The operational impact of CVE-2023-35655 extends beyond simple memory corruption as it enables local privilege escalation attacks that can compromise the entire system. Attackers exploiting this vulnerability can leverage the heap buffer overflow to execute code with system-level privileges, potentially gaining access to sensitive system resources, modifying critical system files, or establishing persistent backdoors. The lack of user interaction requirement makes this vulnerability particularly dangerous as it can be exploited automatically without any user involvement, allowing for silent compromise of devices. This type of vulnerability directly maps to CWE-125 Out-of-bounds Read and CWE-787 Out-of-bounds Write, representing fundamental memory safety issues that can be leveraged for privilege escalation attacks.

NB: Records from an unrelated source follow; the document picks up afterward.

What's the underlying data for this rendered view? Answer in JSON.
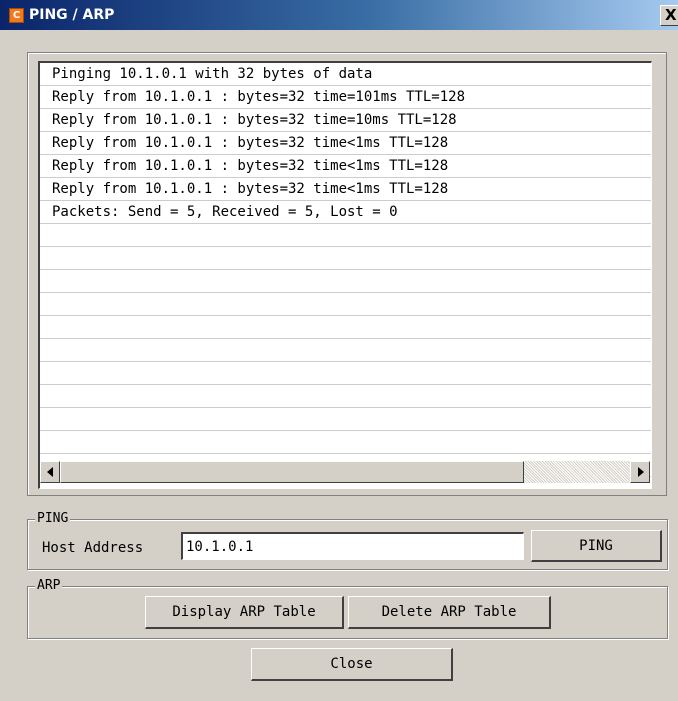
{
  "window": {
    "title": "PING / ARP",
    "app_icon_glyph": "C",
    "close_glyph": "X"
  },
  "output": {
    "lines": [
      "Pinging 10.1.0.1 with 32 bytes of data",
      "Reply from 10.1.0.1 : bytes=32 time=101ms TTL=128",
      "Reply from 10.1.0.1 : bytes=32 time=10ms TTL=128",
      "Reply from 10.1.0.1 : bytes=32 time<1ms TTL=128",
      "Reply from 10.1.0.1 : bytes=32 time<1ms TTL=128",
      "Reply from 10.1.0.1 : bytes=32 time<1ms TTL=128",
      "Packets: Send = 5, Received = 5, Lost = 0",
      "",
      "",
      "",
      "",
      "",
      "",
      "",
      "",
      "",
      "",
      ""
    ]
  },
  "ping": {
    "group_label": "PING",
    "host_label": "Host Address",
    "host_value": "10.1.0.1",
    "button_label": "PING"
  },
  "arp": {
    "group_label": "ARP",
    "display_label": "Display ARP Table",
    "delete_label": "Delete ARP Table"
  },
  "close_label": "Close",
  "colors": {
    "window_bg": "#d4d0c8",
    "titlebar_start": "#0a246a",
    "titlebar_end": "#a6caf0",
    "title_text": "#ffffff",
    "app_icon": "#f07a1c"
  },
  "icons": {
    "app": "cisco-app-icon",
    "close": "close-icon",
    "scroll_left": "scroll-left-arrow-icon",
    "scroll_right": "scroll-right-arrow-icon"
  }
}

Security professionals should consider this vulnerability in relation to the ATT&CK framework's privilege escalation tactics, specifically focusing on the use of system-level exploits and memory corruption techniques. The vulnerability aligns with techniques such as T1068 Exploitation for Privilege Escalation and T1059 Command and Scripting Interpreter, as exploitation requires leveraging the system's own execution mechanisms to achieve elevated privileges. Organizations should prioritize patching this vulnerability through official Android security updates, as the affected darwinn_mlir_converter_aidl.cc component represents a core system component that handles neural network operations across various Android devices. The mitigation strategy should include immediate deployment of security patches and monitoring for potential exploitation attempts, particularly in environments where Android devices handle sensitive data processing tasks.